On May 17, 1903 one of the greatest baseball players to never get a shot in the majors was born.
James “Cool Papa” Bell was forced to take part in the Negro League rather than participate in Major League Baseball because of segregation. The center fielder started his 30 year career with the St. Louis Stars in 1922. He is recognized as one of baseball’s fastest runners.
Bell played with St. Louis until the end of the 1931. In 1932 he played with the Detroit Wolves and the Kansas City Monarchs. The Pittsburgh Crawfords took him in ’33, the year of the first Negro League All-Star game, where the eastern teams took on the western teams. He managed to steel 175 bases in ’33 as well.
Bell took a break from the Negro League in ’38 to play for teams in the Mexican League until 1941. He played with the Chicago American Giants for a year, and went to the Detroit Senators in ’43. His carrier ended with the Washington Homestead Grays in 1946.
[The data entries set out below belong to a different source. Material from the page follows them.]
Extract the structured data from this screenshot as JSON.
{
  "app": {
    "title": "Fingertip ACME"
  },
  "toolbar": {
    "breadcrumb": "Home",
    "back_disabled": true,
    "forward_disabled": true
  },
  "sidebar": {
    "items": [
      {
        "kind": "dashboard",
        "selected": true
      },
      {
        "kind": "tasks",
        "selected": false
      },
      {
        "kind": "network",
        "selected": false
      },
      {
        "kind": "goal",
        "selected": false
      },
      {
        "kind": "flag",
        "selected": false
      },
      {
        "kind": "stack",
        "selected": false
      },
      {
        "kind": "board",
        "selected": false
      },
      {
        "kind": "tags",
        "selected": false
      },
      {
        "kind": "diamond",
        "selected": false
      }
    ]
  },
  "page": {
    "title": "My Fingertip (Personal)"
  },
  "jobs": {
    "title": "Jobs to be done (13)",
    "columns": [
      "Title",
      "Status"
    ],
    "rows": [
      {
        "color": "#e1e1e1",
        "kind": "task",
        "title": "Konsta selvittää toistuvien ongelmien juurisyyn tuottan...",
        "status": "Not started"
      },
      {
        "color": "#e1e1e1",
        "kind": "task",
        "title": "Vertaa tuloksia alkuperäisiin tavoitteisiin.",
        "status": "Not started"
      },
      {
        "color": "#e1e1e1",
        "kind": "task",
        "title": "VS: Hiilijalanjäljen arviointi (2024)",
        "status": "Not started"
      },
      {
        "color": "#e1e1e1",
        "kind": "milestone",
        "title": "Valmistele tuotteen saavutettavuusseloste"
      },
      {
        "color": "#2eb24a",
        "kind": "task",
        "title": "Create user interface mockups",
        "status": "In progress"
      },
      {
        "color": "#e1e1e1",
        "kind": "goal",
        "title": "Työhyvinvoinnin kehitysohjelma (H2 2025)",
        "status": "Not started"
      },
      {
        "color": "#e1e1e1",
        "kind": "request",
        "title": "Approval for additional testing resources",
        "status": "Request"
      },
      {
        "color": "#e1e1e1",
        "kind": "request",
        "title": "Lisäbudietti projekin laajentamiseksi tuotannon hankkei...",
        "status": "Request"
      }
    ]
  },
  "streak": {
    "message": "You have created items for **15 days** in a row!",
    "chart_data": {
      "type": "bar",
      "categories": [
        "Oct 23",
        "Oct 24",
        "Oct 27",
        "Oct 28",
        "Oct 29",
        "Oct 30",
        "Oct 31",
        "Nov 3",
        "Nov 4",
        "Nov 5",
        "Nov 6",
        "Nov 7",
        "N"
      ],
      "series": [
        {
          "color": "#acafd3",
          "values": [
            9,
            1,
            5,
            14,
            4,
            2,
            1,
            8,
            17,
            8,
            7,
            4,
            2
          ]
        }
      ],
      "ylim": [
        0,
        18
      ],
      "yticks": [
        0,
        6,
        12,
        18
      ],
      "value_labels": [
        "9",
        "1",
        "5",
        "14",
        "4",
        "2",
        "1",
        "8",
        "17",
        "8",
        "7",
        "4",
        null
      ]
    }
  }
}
Bell’s last season was one year short of Jackie Robinson breaking the color barrier. He was the fifth Negro League player to be inducted into the Baseball Hall of Fame. He was a major influence for players like Robinson as well as Ernie Banks, and even though his name is not used as regularly when talking about baseball, he is still one of the greatest and should be recognized.
A Denver Post sports editor wrote “All these years I’ve been looking for a player who could steal first base. I’ve found my man; his name is Cool Papa Bell.”